A Very Englishman
Réalisé par Michael Winterbottom (2013)
| Durée | 101 minutes |
| Sortie | 19/06/2013 |
| Note | 5/10 |
La vie de l’homme d’affaires et imprésario de spectacles érotiques Paul Raymond. En 1958, il ouvre son premier club privé, le « Raymond Revue Bar », qui fait sensation dans le quartier de Soho. Son goût pour les femmes dénudées trouve une forme d’expression encore plus populaire – et décriée par la censure anglaise – à travers la revue masculine « Men only ». Du côté de sa vie privée, Paul Raymond a moins de succès, puisqu’il divorce plusieurs fois et qu’il n’arrive pas à empêcher sa fille adulée Debbie de devenir toxicomane.
La critique
Par Tootpadu 31/05/2013
Dans le cas de Paul Raymond, une célébrité peu connue en dehors des frontières du Royaume-Uni, à l’opposé de son contemporain et pendant américain Hugh Hefner, nous avons droit à une descente en règle et selon l’adage londonien dans l’univers de sexe, drogues et rock and roll. Au moins les deux premiers font en effet partie intégrante de la vie du personnage principal, même s’il ne s’identifie pas exclusivement à travers eux. Car aussi hédoniste et romantiquement instable Paul Raymond a-t-il été, ses vices lui ont au moins permis indirectement de faire fortune dans l’immobilier et de bousculer plus qu’un peu la pudibonderie britannique. L’impact moral de sa vie relève hélas de l’anecdotique dans le contexte d’un film, qui a l’air de se complaire davantage dans la représentation répétitive des orgies organisées par le protagoniste. Pour nous, il résulte de ces dernières avant tout la conviction qu’un style de vie caractérisé par une débauche permanente et toute forme de dépendance à la drogue mènent à la perte. Un constat amer et peu original qu’il n’était point nécessaire de nous rappeler, surtout par le subterfuge du dispositif éculé du retour en arrière à partir d’un moment charnière dans la biographie de Paul Raymond.

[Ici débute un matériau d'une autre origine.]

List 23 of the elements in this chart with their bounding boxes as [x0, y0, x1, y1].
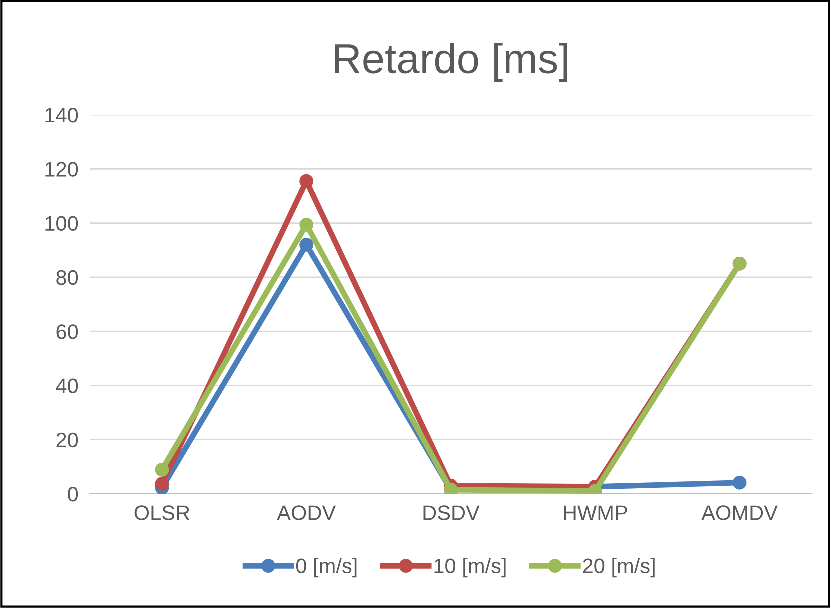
chart-title: Retardo [ms]	[335, 43, 568, 82]
legend-label: 10 [m/s]	[434, 558, 506, 578]
y-tick-label: 80	[56, 270, 78, 286]
y-tick-label: 140	[46, 108, 78, 123]
point	[732, 476, 747, 490]
x-tick-label: OLSR	[134, 506, 190, 520]
y-tick-label: 100	[46, 216, 78, 232]
y-tick-label: 20	[56, 432, 78, 448]
legend-label: 0 [m/s]	[296, 558, 357, 578]
x-tick-label: DSDV	[424, 506, 480, 520]
point	[300, 174, 314, 188]
x-tick-label: AOMDV	[702, 506, 778, 520]
y-tick-label: 120	[46, 162, 78, 177]
point	[155, 462, 170, 477]
y-tick-label: 40	[56, 378, 78, 394]
point	[300, 218, 314, 232]
x-tick-label: HWMP	[564, 506, 628, 520]
legend-label: 20 [m/s]	[583, 558, 655, 578]
point	[300, 238, 314, 252]
x-tick-label: AODV	[277, 506, 336, 520]
y-tick-label: 60	[56, 324, 78, 340]
y-tick-label: 0	[68, 487, 78, 502]
point	[155, 477, 170, 491]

Enfin, notre envie de nous identifier à cet homme excessif et difficile à cerner est encore relativisée par l’interprétation de Steve Coogan. Tandis que son jeu plein d’autodérision était pour beaucoup dans la réussite de ses collaborations précédentes avec Michael Winterbottom, son approche plus sérieuse ici ne laisse que peu de marge de manœuvre à la mise en scène. Il accentue ainsi le côté tragique de son personnage, au détriment d’un regard plus irrévérencieux. Celui-ci aurait été sans doute plus loin de la réalité, mais il aurait pu mener vers un ton moins prévisible et platement respectueux à l’égard des conventions du genre que celui de ce film assez inégal.